Practice when ramming up a new pattern was to use fresh petrobond through a sieve to cover the pattern and give the best possible surface, you then used the recycles petrobond to fill the remaining part of the flask as that is not so critical.

So depending on the area in contact with the metal you might be able to reuse 90%
 
The local art-iron folks reuse their Petrobond a lot.
They have a powered muller, but it can be hand-mulled too.

I made the mistake of adding non-detergent motor oil to mine, and it lost its green strength.
I should have added a bit of alcohol.
I am hoping I can salvage my petrobond, and perhaps burn some of the oil out of it somehow.

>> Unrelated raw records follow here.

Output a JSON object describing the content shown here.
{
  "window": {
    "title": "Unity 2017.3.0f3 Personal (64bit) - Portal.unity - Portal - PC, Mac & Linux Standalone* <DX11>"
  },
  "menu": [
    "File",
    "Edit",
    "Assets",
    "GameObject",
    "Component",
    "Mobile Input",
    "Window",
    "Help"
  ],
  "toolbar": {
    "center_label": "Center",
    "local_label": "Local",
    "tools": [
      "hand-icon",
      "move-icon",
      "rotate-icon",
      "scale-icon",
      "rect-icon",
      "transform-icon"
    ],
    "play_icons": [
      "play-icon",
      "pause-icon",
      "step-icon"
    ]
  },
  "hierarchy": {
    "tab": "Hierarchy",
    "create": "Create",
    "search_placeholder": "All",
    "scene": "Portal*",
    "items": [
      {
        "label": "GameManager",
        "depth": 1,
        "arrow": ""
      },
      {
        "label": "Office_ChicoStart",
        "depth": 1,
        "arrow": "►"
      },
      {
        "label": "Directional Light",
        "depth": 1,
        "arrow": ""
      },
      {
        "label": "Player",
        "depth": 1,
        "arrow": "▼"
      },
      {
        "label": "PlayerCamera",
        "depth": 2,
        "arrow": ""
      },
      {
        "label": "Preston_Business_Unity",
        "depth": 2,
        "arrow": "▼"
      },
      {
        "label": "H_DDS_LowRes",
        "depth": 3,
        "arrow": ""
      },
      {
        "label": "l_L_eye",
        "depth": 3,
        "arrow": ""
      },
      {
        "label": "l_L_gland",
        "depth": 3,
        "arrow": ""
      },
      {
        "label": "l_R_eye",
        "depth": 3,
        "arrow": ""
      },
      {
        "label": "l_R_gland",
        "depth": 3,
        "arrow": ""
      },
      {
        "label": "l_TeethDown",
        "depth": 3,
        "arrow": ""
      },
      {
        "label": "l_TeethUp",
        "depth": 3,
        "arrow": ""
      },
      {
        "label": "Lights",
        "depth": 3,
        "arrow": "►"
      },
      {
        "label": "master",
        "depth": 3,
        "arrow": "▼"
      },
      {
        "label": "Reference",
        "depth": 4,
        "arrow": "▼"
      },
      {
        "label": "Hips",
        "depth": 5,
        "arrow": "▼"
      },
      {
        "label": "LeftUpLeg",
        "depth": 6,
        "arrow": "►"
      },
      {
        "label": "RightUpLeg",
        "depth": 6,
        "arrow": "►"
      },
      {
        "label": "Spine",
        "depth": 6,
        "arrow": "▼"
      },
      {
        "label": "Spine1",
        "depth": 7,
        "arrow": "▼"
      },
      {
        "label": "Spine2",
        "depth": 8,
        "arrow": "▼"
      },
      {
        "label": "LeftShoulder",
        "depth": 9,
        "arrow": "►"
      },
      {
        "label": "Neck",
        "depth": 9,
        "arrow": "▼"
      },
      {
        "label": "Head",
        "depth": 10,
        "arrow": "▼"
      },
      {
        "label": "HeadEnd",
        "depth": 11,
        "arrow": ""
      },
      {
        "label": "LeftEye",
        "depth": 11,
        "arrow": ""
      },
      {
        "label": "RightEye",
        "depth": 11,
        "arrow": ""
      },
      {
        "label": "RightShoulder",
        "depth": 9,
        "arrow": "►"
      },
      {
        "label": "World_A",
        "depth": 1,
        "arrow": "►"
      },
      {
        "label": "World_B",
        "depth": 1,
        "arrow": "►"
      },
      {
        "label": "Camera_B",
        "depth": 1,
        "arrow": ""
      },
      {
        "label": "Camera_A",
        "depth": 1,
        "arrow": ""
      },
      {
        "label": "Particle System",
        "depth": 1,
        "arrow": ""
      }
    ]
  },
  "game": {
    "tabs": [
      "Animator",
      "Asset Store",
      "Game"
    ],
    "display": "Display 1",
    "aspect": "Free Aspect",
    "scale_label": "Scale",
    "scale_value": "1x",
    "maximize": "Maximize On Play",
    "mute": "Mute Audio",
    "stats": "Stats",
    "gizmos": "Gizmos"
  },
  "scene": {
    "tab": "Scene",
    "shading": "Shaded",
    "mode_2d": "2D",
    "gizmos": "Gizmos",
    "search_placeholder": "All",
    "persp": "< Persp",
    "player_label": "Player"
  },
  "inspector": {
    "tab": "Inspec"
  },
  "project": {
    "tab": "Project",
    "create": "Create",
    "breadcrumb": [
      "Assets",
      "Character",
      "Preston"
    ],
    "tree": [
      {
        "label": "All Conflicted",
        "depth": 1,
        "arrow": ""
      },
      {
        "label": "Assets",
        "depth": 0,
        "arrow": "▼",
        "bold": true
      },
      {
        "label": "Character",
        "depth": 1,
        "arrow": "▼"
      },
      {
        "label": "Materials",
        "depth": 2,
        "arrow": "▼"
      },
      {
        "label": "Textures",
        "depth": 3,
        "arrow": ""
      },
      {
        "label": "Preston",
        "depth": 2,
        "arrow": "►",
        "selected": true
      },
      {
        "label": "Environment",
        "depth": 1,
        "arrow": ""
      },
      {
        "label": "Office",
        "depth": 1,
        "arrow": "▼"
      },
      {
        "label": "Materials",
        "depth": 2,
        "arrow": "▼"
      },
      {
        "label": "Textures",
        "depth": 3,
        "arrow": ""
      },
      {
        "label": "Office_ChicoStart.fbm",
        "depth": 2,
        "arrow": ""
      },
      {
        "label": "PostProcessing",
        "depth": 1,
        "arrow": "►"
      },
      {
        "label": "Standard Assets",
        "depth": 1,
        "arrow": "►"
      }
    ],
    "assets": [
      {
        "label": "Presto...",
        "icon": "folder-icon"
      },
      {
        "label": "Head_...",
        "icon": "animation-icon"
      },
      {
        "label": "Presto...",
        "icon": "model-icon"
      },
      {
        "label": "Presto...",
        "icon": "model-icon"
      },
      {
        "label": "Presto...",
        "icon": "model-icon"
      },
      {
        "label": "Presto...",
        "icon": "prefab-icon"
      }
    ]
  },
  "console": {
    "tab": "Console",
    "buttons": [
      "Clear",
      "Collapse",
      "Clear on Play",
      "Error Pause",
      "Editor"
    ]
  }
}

I think Petrobond could be used for years if a little alcohol is added from time to time, and it is mulled.

Edit:
There is one school of thought online that will tell you that you must remove all the burned petrobond from the sand after each pour.
The local art-foundry does not remove the burned petrobond; they just mull it all together after a pour, with no problems.
The petrobond turns black over time, but the green strength is not affected by color.
.
Although some of the charcoal black is just outright carbon dust… Yes, I am reusing mine a lot.
 
First thing, as said, the gates were way too small. I also like taller sprues. One can make a sprue box like a mold setting on top of his mold, if a taller flask is not available.
As stated also, I place a sheet of white paper in the center line of pattern glue ups. That makes them split right apart.
Also I did not note you fluxed.
Google Hydrogen Embrittlement.
Molten aluminum picks up hydrogen from the air while molten. I think the same thing happens when electric welding witg stainless steel rods. One is to never chip a weld until cool.
I toss Beeswax on molten aluminum for flux. Others buy a flux that is Chloride-Fluoride like pill shape. Otherwise, your machining will show bad spots.
Watching you learn.
No, I did not use any flux. I saw somewhere, someone, said that he did not use any. My castings look sparkly clean, but I haven’t mentioned and Aloo the internal areas yet… As far as flux what about borax? Wow, beeswax really I know I saved the water of that somewhere, how much beeswax would you put in for about 2 pounds of aluminum?
 
Borax destroys crucibles very quickly.
People obsess about using flux with aluminum, and often try to solve a problem that they don't even have.
My recommendation would be to not try to solve problems that you don't have.
I have never used flux with aluminum, and the only problem I had was overheating the melt, and letting it sit for several minutes at pour temperature before pouring, which caused pinhole porosity, but still a usable casting.